More than 25 exhibitors had booths at the event, including major sponsors for the Tenth annual TIAA Charity Golf Tournament, benefiting The Senior Source. In the medical area, 156 luncheon attendees received seasonal flu shots, and 39 other pneumonia vaccine. Also, medical testing probably saved one man's life, discovering a large aneurysm. He went to the hospital the next day.
Ronnie Brandenburg,TI Alumni Association president, took event goers on a slide-illustrated memory trip, recapping what TIAA accomplished in its first 10 years and recognizing the volunteers who have served as TIAA leaders. “We’ve come a long way in 10 years, thanks to TI and you retirees for joining our great organization,” Ronnie said.
TIAA started in 1999 with about 50 members and now has about 2,700. This was the tenth year that the TIAA Activities Committee, chaired by Max Post, was responsible for the TI Retiree Luncheon, a really big event that is TI’s annual gift to the company’s retirees.
Andy Smith, TI director of Corporate Philanthropy, presented Ronnie with an official State of Texas resolution from Representative Carol Kent honoring TIAA for its contributions to the community and recognizing the tenth anniversary.
A panel composed of Andy Smith; Ann Pomykal, TI Foundation executive director; Marv Lane, TIAA United Way campaign co-chairman; and Max Post told how TIers—active and retired—are making a difference in their communities. A “Volunteer Wall of Fame” in the exhibit area spotlighted community service by individual TI retirees — TIAA’s own “Points of Light.”
Retirees attending the luncheon brought toys and toiletries to donate to the Community Partners of Dallas, which provides resources and support to Dallas County Child Protective Services caseworkers.

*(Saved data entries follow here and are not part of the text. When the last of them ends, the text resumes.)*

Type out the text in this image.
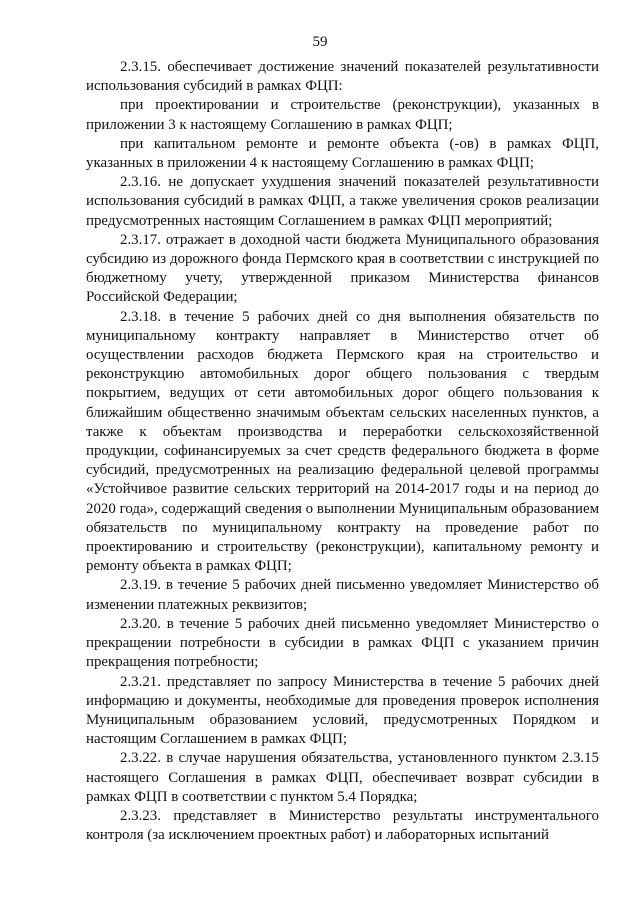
59

2.3.15. обеспечивает достижение значений показателей результативности использования субсидий в рамках ФЦП:

при проектировании и строительстве (реконструкции), указанных в приложении 3 к настоящему Соглашению в рамках ФЦП;

при капитальном ремонте и ремонте объекта (-ов) в рамках ФЦП, указанных в приложении 4 к настоящему Соглашению в рамках ФЦП;

2.3.16. не допускает ухудшения значений показателей результативности использования субсидий в рамках ФЦП, а также увеличения сроков реализации предусмотренных настоящим Соглашением в рамках ФЦП мероприятий;

2.3.17. отражает в доходной части бюджета Муниципального образования субсидию из дорожного фонда Пермского края в соответствии с инструкцией по бюджетному учету, утвержденной приказом Министерства финансов Российской Федерации;

2.3.18. в течение 5 рабочих дней со дня выполнения обязательств по муниципальному контракту направляет в Министерство отчет об осуществлении расходов бюджета Пермского края на строительство и реконструкцию автомобильных дорог общего пользования с твердым покрытием, ведущих от сети автомобильных дорог общего пользования к ближайшим общественно значимым объектам сельских населенных пунктов, а также к объектам производства и переработки сельскохозяйственной продукции, софинансируемых за счет средств федерального бюджета в форме субсидий, предусмотренных на реализацию федеральной целевой программы «Устойчивое развитие сельских территорий на 2014-2017 годы и на период до 2020 года», содержащий сведения о выполнении Муниципальным образованием обязательств по муниципальному контракту на проведение работ по проектированию и строительству (реконструкции), капитальному ремонту и ремонту объекта в рамках ФЦП;

2.3.19. в течение 5 рабочих дней письменно уведомляет Министерство об изменении платежных реквизитов;

2.3.20. в течение 5 рабочих дней письменно уведомляет Министерство о прекращении потребности в субсидии в рамках ФЦП с указанием причин прекращения потребности;

2.3.21. представляет по запросу Министерства в течение 5 рабочих дней информацию и документы, необходимые для проведения проверок исполнения Муниципальным образованием условий, предусмотренных Порядком и настоящим Соглашением в рамках ФЦП;

2.3.22. в случае нарушения обязательства, установленного пунктом 2.3.15 настоящего Соглашения в рамках ФЦП, обеспечивает возврат субсидии в рамках ФЦП в соответствии с пунктом 5.4 Порядка;

2.3.23. представляет в Министерство результаты инструментального контроля (за исключением проектных работ) и лабораторных испытаний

Venu Menon, TI Vice President, Analog Technology Development, presented a quick update on TI, commenting, “The good old days are still going on at TI.” He said TI third quarter results exceeded Wall Street’s expectations. Demand for TI products is up as customers have begun to increase production levels in their factories, not just replenish their inventories.
“We reported higher margins and solid revenue growth in the right areas – analog and embedded processing,”Venu said. “TI had its second consecutive quarter of 20 percent growth in analog. We have continued making strategic investments in the economic downturn, using our strong balance sheet to add manufacturing capacity.”
TI has started moving equipment into the new Richardson fabrication plant. The RFAB will be the world’s only production facility to use 300-millimeter wafers to manufacture analog chips.